Orlando’s LGBTQ community celebrates the Come Out With Pride festival


Annalyn Caputo

Orlando’s Come Out With Pride Festival takes place every October.

Annalyn Caputo, Social Media Editor

“I’m gay, where else would I be?” Mat Bridges, 31, laughs as techno music surrounds my ears and rainbows fill my vision. Music, glitter, and laughter have enveloped Orlando’s Lake Eola Park as the 15th Annual Come Out With Pride festival kicked into full swing. 

In 2005, the Pride Chamber of Orlando felt a more open dialogue was needed between the LBGQT+ community and the city, so blossomed the Come Out With Pride Festival. Now considered one of Florida’s largest pride festivals, it grows larger each year. 
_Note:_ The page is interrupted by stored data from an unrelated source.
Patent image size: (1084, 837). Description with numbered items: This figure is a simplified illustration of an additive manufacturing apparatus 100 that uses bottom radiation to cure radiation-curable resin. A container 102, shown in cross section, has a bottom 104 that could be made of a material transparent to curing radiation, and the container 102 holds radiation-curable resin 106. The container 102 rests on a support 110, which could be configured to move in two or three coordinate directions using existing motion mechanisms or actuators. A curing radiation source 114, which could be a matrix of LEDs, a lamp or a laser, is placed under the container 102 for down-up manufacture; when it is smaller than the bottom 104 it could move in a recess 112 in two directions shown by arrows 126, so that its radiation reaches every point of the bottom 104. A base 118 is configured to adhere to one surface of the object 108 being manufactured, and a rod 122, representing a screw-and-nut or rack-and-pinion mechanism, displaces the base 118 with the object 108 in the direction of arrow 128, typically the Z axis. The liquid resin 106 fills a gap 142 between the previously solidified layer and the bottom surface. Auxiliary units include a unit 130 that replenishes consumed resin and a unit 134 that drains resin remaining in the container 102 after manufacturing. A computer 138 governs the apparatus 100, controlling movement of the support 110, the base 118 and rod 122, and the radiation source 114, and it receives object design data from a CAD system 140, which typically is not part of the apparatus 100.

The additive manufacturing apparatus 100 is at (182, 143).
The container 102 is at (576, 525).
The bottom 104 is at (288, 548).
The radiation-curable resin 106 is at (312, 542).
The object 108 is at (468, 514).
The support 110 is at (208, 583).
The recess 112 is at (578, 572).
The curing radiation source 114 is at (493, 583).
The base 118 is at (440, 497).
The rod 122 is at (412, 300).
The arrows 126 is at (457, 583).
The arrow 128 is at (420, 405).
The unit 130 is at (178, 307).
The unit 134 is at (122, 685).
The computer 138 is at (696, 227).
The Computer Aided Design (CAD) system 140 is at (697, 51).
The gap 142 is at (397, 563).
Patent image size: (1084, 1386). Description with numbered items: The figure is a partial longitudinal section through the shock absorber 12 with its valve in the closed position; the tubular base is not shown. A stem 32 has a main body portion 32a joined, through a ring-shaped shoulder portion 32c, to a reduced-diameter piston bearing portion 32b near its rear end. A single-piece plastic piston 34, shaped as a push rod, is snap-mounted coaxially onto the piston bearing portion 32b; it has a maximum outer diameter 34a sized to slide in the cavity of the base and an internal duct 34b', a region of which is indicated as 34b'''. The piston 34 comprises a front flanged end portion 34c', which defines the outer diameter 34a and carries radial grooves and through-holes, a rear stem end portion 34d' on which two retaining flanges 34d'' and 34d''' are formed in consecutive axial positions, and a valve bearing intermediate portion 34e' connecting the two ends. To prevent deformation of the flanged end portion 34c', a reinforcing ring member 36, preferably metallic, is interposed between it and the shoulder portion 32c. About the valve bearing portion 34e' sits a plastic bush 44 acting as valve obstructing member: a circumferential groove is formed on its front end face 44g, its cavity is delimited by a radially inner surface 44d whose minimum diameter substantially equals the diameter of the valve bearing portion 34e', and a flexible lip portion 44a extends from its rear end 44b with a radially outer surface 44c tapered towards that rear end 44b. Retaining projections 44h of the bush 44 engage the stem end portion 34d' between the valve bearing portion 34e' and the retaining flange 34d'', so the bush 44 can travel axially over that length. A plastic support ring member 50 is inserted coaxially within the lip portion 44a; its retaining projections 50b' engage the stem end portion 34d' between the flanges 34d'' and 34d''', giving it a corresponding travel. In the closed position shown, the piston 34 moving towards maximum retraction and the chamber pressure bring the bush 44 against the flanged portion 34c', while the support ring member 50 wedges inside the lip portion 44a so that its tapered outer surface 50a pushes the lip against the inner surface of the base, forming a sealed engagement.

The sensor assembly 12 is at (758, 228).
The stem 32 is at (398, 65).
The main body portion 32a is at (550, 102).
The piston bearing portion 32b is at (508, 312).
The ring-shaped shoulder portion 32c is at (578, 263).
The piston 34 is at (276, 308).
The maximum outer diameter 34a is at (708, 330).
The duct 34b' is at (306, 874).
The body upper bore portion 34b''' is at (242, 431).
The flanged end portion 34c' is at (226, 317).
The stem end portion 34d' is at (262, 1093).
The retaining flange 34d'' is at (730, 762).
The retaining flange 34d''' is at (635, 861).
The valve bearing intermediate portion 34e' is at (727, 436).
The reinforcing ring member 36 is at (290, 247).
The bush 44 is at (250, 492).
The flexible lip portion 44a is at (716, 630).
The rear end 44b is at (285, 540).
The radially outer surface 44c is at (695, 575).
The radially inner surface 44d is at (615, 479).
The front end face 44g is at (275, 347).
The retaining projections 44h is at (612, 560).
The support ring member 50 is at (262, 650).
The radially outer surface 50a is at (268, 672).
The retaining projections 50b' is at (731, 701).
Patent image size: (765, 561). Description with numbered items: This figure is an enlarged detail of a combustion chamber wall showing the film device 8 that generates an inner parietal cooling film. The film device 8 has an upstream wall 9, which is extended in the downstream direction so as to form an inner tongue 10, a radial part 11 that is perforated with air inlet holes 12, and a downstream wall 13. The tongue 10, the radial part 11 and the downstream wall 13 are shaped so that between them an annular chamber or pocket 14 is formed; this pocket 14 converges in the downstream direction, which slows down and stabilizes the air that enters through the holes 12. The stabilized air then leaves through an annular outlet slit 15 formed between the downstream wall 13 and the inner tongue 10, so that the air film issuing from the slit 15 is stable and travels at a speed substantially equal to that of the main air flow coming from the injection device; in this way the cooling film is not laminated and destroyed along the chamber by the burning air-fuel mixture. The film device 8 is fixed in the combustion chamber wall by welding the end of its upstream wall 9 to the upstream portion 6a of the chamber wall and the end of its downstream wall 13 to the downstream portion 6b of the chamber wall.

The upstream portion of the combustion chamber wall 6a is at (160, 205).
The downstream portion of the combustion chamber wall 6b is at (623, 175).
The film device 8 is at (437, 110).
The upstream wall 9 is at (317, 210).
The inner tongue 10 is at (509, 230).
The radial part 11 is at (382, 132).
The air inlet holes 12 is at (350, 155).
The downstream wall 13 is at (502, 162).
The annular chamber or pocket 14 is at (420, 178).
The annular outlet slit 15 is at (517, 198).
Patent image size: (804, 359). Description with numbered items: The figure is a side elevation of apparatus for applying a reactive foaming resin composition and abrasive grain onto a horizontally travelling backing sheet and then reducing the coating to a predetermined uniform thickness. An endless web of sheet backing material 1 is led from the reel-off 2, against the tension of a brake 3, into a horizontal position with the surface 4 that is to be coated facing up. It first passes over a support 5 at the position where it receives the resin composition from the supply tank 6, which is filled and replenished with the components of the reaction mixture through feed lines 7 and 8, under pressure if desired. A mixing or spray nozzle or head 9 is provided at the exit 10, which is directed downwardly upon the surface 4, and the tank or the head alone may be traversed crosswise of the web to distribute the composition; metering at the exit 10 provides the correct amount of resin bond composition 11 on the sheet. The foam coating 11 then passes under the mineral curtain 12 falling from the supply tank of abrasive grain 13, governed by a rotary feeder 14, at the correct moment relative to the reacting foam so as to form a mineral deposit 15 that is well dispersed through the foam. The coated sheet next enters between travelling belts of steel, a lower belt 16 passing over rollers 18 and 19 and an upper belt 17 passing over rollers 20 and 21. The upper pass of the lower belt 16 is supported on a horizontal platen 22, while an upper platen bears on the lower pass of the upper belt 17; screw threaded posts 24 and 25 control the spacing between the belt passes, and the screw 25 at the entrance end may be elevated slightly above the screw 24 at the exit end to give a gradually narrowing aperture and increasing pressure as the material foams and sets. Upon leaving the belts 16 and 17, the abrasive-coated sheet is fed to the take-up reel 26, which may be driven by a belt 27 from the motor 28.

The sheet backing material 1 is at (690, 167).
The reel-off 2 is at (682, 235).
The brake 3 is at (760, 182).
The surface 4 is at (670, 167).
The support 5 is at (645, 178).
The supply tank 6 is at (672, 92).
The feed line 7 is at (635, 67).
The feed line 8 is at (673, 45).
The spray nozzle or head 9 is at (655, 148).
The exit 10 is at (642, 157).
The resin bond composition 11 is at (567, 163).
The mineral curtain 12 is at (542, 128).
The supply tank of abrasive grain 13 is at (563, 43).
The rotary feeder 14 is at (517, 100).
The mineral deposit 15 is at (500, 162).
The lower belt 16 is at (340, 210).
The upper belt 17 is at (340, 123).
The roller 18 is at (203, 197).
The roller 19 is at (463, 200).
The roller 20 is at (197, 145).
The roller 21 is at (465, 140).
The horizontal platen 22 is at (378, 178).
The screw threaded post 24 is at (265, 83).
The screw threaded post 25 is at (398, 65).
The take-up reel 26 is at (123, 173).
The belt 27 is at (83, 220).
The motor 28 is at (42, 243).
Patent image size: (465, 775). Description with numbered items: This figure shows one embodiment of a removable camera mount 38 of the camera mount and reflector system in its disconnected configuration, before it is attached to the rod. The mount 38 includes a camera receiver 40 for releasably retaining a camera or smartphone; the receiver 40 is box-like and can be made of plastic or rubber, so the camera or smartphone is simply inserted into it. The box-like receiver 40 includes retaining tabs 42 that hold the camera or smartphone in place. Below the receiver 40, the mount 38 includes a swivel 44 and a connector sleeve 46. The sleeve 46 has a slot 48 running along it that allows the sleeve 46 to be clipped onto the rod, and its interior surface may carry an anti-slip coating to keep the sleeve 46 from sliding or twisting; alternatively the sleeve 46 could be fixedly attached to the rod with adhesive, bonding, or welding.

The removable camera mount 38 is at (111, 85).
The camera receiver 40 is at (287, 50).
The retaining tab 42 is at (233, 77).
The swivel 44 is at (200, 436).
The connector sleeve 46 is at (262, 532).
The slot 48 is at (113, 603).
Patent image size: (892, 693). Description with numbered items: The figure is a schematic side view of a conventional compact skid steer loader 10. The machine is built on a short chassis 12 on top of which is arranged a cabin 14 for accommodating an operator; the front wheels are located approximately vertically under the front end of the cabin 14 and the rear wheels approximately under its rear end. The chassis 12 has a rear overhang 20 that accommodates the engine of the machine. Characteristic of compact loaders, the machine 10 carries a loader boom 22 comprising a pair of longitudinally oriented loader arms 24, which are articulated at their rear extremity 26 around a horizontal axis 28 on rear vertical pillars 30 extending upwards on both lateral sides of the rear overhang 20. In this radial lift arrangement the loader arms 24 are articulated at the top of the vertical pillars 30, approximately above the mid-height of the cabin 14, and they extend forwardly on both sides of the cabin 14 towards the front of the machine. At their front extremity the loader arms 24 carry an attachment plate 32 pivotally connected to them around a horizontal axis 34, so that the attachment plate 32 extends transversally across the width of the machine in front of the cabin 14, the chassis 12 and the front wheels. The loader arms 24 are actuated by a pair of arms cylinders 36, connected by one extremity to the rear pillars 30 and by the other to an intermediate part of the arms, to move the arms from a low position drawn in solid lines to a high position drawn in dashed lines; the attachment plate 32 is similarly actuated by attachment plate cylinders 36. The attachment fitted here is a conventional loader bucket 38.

Jody Rogers, 46, attends the festival as often as she can – says she has only missed two since its inception. This year, she is attending with The Freethought Community of Central Florida – a non-profit that promotes separation between church and state. In addition to growing every year, Rogers says that it also grows in diversity: “there’s definitely a larger [number], not only physically, but types of different people.” 

The highlight of the festival is the one-mile parade around Lake Eola. This year over 150 groups participated, including The Pulse Foundation, The Freethought Community, and corporations such as Tito’s Vodka and Southwest Airlines. A vibrant marketplace is set up around the Walt Disney Amphitheater and along the lakeside, giving festival-goers views as well as fun.

Leading up to the parade there is plenty to do with craft stalls, photo booths, games, food, and music playing – the electricity is undeniable.

“You never know what you are going to find here, you just don’t know,” says Bridges.

Come Out With Pride is more than a festival one weekend a year. Since 2015, the organization has raised over $100,000 that was put back into the LBGQT+ community of Orlando in the form of grants and scholarships. 

The festival itself takes place every fall. Planners make sure the dates always fall during the first or second week of October to coincide with National Coming Out Day and National Gay and Lesbian History Month.